Tenho um amigo de infância, o Juliano. A avó de Juliano morava numa chácara em Quitandinha, onde costumávamos passar alguns dias das férias de verão. A casa ficava num terreno grande e ondulado. Havia campinho de futebol improvisado, gol feito de estacas de madeira (era preciso retirar as pinhas e as grimpas antes), um lago minúsculo e alguns pés de cana. Jogávamos bola até a lua virar refletor, chupávamos cana, mascávamos chiclete e mais à noite desfalecíamos após comer umas xepas, macias como nuvem, que saíam de um fogão à lenha providencial.

Piás de tudo, num dia nublado redescobrimos aquilo que se chama de estilingue. Nunca soube usar a arma. As pedras saíam vesgas e inofensivas. Costumávamos atirar numa antena de metal muito alta porque fazia um píííínnnn agudíssimo. Risos.
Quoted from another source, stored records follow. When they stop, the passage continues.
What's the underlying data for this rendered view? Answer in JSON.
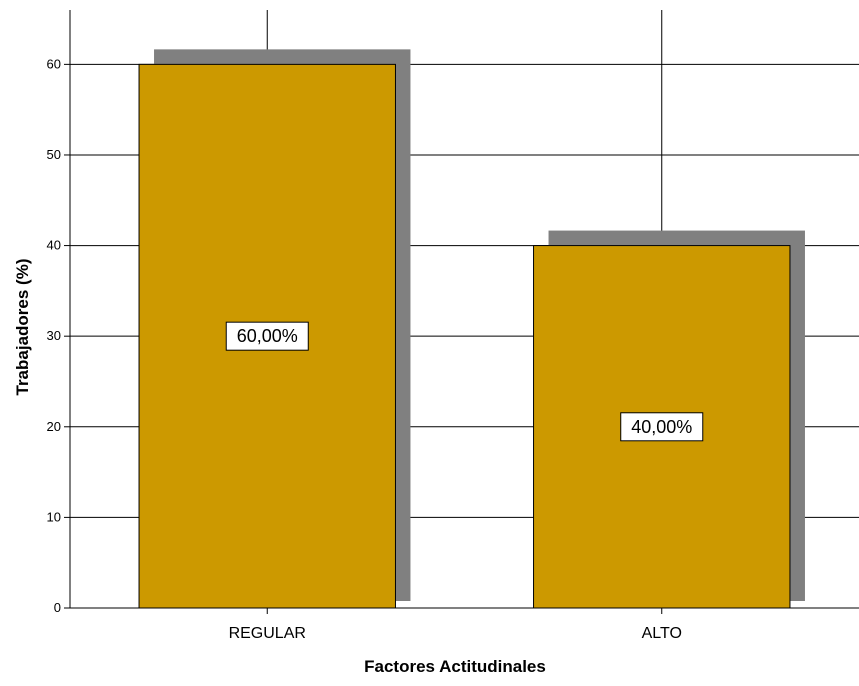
{
  "chart_data": {
    "type": "bar",
    "categories": [
      "REGULAR",
      "ALTO"
    ],
    "values": [
      60,
      40
    ],
    "data_labels": [
      "60,00%",
      "40,00%"
    ],
    "xlabel": "Factores Actitudinales",
    "ylabel": "Trabajadores (%)",
    "ylim": [
      0,
      66
    ],
    "yticks": [
      0,
      10,
      20,
      30,
      40,
      50,
      60
    ],
    "grid": true,
    "bar_color": "#CC9900",
    "shadow_color": "#808080"
  }
}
Se um pardal voava, mirávamos nele mesmo assim porque era certo que não iríamos acertá-lo nunca. Ainda havia luz quando avistamos uma coruja gorda, de olhos amarelos brilhantes. Jazia imponente num arbusto, a meia altura. Aproximamo-nos. Municiei o estilingue com uma pedra pontuda, e tudo aconteceu de uma só vez: a precisão ímpar do disparo, o voo reto da pedra, o impacto certeiro, o tombo da ave, que se espatifou como um saco de arroz, a comemoração furtiva, o arrepender-se compulsivamente. Matamos.
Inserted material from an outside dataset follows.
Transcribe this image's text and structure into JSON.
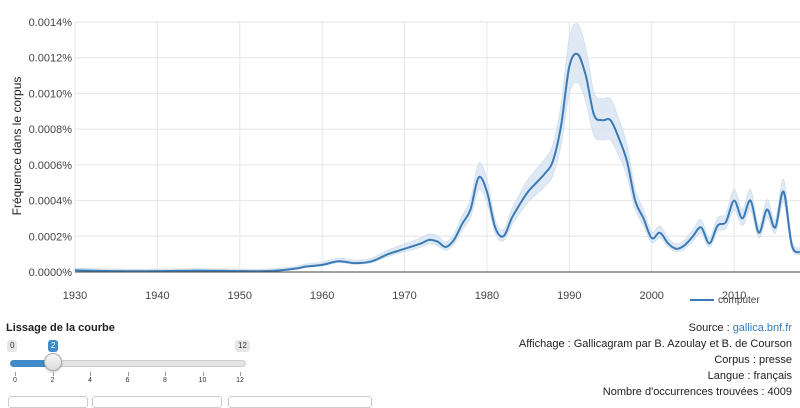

O enterro foi ali, com a noite a cair. Ficamos com vergonha de nós mesmos. E com vergonha um do outro. Provavelmente choramos. O bicho sangrava no nariz. A pedra havia dividido o bico e dilacerado parte da cabeça. Com cuidado, depositamos a coruja no buraco, envolta numa manjedoura improvisada. Não comemos mais xepas. Havíamos crescido juntos ali, distraidamente.